Traps, Tricks & Mistakes: Copying Mistakes
According to FIDE rules: “during play the players are forbidden to make use of any notes, sources of information or advice, or analyze on another chessboard”.
But what happened in round 8 of the tournament “Grand Swiss Isle of Man, 2019” defies those rules.
At board 7, GM Alexey Shirov played against GM Yangyi Yu.
On the adjacent board 8, GM Sergey Karjakin played against GM Aleksey Dreev.
What makes those games noteworthy is that in both of them the first 19 moves were identical!
That unusual situation made the chief arbiter, Alex Holowczak, suspect that something strange was happening and decided to move the game Shirov-Yu to another playing hall.
As the arbiter later explained: “I saw Yu Yangyi sort of look quite nervous when he [looked] over to Dreev, who made a move maybe a minute or so before,” said Holowczak. “So I thought in the interest of everybody feeling comfortable with the game it was better to just move it to the second playing hall so that nobody can accuse anyone of anything.”
In the following diagram, you see the first 19 identical moves with some of Karjakin’s comments.
The remarkable fact is that the four involved players repeated mistakes on both games.
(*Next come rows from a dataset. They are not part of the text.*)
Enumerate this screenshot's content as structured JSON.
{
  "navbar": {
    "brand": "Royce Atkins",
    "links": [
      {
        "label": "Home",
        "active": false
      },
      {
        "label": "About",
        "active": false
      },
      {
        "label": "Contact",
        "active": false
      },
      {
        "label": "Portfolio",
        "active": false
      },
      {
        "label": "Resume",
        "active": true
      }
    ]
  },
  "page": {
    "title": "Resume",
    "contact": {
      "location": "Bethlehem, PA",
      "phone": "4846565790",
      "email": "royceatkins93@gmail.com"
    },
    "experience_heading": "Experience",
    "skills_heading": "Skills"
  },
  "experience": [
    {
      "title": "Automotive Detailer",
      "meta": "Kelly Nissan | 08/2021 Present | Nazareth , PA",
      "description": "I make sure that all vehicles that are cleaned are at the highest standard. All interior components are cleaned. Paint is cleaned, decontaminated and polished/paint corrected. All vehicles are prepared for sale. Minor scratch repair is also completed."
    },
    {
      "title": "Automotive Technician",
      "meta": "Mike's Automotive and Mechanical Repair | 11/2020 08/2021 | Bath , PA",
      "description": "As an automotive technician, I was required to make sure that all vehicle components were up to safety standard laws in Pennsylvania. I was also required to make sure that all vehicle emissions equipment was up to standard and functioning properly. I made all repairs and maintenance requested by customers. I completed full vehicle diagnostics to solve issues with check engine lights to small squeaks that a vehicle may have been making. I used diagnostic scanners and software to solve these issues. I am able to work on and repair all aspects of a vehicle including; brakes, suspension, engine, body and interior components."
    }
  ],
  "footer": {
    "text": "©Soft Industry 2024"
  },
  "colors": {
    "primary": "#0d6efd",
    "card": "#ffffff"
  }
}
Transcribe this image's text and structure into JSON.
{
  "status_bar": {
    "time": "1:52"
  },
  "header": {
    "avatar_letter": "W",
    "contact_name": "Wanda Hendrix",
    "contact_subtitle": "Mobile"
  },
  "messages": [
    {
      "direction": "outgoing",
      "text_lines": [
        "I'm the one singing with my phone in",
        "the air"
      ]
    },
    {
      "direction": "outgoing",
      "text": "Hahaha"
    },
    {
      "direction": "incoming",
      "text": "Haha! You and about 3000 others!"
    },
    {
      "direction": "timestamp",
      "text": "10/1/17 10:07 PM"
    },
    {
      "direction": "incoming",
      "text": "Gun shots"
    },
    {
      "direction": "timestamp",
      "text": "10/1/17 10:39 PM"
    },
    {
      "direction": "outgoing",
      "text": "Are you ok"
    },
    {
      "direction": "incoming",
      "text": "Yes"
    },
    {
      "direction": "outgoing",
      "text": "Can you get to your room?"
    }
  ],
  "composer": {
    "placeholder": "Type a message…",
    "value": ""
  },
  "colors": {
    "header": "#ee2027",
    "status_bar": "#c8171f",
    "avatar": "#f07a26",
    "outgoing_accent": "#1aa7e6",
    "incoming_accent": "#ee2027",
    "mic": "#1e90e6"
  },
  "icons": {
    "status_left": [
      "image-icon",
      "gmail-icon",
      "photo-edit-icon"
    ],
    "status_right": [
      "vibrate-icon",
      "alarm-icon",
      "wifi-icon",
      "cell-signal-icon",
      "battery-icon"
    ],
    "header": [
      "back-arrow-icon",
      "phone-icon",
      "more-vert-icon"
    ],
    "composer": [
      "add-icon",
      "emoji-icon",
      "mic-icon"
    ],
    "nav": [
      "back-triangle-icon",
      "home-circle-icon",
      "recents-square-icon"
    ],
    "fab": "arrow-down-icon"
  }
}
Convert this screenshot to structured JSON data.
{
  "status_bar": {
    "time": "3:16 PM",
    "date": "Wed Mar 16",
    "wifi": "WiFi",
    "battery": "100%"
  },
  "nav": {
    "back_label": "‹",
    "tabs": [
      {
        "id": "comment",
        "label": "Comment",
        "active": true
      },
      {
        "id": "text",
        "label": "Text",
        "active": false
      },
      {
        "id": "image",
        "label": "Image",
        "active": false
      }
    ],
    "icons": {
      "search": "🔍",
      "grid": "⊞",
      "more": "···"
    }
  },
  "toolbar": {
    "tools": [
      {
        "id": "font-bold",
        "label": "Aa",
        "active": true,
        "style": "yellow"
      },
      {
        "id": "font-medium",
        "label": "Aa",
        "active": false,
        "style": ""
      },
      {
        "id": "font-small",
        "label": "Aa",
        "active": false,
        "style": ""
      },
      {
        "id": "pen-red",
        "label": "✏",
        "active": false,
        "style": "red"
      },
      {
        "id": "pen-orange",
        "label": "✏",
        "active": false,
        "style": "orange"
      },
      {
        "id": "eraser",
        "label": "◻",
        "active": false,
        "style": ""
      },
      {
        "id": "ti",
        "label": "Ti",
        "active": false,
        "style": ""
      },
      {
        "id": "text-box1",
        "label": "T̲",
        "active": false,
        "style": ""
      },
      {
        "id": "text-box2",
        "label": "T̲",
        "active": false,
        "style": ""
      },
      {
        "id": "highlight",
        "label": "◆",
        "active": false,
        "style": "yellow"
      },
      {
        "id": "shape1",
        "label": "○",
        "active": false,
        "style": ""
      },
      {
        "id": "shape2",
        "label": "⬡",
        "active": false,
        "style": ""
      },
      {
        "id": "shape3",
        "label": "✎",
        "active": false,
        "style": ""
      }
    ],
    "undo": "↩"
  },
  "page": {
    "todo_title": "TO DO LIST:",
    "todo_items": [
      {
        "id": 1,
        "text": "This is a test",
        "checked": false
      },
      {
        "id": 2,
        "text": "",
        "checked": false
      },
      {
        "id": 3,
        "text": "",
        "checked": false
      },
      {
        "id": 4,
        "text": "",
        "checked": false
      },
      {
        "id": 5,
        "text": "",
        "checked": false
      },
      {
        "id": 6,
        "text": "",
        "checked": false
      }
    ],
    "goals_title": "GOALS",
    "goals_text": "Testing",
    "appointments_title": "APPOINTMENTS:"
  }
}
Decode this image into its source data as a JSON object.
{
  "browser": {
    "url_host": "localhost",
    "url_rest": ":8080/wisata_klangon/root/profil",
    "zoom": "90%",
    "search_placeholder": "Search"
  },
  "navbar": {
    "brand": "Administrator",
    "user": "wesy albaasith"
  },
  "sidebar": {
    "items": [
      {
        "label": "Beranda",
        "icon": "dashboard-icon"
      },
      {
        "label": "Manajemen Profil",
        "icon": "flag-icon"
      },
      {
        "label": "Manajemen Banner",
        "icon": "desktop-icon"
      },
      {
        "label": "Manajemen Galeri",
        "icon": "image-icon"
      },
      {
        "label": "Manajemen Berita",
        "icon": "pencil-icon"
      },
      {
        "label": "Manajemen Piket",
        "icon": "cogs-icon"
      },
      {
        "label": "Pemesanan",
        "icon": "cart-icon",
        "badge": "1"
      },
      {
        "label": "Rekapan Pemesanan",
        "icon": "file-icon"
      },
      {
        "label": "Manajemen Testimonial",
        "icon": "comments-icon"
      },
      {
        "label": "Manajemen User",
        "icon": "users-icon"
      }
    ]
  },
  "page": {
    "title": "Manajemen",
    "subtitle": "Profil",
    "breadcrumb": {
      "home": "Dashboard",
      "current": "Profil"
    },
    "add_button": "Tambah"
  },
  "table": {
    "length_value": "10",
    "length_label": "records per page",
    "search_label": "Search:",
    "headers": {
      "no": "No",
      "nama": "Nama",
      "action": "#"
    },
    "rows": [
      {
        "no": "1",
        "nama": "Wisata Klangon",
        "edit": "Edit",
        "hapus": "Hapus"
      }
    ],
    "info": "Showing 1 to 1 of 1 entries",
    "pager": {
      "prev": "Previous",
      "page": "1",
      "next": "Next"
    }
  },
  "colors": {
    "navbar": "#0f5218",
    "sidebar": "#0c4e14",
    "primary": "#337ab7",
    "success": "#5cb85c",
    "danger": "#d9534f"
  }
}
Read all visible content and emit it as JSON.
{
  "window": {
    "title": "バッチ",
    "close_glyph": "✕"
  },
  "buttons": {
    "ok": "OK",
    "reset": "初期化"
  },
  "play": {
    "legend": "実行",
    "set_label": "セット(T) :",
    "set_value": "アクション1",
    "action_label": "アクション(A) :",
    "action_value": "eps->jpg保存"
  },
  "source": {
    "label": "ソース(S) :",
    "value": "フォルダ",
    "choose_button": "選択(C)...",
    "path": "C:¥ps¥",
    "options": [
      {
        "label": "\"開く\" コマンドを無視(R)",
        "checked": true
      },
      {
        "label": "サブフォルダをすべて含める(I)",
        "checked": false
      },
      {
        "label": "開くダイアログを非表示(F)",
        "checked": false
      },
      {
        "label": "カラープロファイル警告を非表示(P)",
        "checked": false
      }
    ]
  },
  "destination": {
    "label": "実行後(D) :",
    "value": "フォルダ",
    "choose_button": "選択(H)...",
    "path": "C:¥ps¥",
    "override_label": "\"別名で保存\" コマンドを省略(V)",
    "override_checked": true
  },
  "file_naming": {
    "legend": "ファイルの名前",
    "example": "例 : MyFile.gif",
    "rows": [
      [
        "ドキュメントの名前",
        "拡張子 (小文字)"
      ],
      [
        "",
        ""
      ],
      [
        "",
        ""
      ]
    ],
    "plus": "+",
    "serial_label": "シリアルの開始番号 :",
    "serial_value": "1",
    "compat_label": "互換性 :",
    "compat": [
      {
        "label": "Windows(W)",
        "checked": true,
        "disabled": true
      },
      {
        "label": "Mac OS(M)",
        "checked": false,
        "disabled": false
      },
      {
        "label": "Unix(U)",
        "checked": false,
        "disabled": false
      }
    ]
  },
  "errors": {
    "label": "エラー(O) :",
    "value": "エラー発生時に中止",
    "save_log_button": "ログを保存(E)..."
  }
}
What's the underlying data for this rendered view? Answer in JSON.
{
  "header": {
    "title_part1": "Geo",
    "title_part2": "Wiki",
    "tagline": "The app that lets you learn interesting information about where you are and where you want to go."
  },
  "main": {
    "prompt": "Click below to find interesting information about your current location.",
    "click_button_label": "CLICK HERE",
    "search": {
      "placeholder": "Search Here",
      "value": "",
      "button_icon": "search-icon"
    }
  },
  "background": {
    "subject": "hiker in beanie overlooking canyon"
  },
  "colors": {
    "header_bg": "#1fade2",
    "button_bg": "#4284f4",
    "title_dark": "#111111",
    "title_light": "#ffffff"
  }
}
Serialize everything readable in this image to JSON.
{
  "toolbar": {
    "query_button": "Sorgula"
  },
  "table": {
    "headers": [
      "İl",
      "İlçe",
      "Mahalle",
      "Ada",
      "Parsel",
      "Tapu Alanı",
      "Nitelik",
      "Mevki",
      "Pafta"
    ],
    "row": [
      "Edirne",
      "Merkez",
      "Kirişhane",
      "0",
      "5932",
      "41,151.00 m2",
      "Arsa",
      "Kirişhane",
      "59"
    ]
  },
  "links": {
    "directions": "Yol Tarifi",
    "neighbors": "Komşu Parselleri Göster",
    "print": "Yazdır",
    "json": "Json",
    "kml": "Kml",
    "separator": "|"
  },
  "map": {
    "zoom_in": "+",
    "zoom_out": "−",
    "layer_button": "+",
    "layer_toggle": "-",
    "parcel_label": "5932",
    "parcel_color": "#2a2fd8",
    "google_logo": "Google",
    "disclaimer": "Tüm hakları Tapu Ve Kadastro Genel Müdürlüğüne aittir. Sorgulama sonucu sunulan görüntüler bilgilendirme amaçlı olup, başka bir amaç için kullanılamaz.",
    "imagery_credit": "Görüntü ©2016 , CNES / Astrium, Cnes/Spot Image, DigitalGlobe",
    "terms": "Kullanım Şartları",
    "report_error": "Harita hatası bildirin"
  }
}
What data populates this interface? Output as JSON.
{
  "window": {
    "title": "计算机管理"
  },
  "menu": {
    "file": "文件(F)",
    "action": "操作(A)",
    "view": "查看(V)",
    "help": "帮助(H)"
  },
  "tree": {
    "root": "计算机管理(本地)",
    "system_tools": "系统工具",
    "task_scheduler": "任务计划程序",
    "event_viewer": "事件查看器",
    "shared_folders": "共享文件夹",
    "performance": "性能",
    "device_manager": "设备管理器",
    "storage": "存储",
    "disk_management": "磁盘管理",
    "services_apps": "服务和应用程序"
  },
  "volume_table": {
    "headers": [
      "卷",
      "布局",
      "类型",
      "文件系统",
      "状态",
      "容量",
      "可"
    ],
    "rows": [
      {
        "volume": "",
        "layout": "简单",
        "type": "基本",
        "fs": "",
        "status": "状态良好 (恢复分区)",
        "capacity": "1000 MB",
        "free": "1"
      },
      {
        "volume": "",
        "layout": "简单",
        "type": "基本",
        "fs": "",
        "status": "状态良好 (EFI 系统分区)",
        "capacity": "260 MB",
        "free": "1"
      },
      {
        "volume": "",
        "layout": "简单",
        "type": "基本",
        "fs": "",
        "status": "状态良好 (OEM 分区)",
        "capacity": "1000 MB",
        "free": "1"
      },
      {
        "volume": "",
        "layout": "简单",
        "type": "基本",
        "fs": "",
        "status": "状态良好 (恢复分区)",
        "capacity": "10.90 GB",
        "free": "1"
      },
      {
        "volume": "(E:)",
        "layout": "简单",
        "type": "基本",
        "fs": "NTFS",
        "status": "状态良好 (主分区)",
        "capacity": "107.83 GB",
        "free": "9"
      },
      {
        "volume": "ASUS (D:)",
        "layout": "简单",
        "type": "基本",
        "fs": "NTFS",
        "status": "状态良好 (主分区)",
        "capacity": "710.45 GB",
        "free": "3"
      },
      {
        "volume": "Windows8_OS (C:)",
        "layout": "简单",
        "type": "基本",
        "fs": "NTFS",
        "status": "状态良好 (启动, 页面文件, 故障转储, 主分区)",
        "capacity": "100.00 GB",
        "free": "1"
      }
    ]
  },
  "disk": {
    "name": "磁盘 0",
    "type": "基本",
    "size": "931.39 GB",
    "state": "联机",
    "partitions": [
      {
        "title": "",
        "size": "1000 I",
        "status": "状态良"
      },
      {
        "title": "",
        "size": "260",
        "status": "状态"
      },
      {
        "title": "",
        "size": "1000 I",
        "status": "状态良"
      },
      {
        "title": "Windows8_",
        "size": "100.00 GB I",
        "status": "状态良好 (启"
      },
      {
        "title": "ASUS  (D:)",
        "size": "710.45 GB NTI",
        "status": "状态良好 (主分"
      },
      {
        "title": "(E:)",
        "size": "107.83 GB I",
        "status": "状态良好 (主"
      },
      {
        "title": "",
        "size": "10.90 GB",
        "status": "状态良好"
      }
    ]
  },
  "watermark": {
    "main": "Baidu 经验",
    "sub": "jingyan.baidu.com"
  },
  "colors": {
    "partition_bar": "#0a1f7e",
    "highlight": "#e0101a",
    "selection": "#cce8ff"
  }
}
At this point, the game Shirov-Yu moved to another hall.
After that, the games split. Karjakin managed to win his game in 31 moves, while Shirov and Yu drew after 44 moves.
Karjakin later wrote on Twitter:
Funny accident today when we had the same position like Shirov against Yu.I am actually confused the moves with g4,forgetting my own game against…Yu! So in the end Shirov followed me,I followed Shirov, Dreev followed Yu, and Yu believed in my preparation!That is how it works🤣!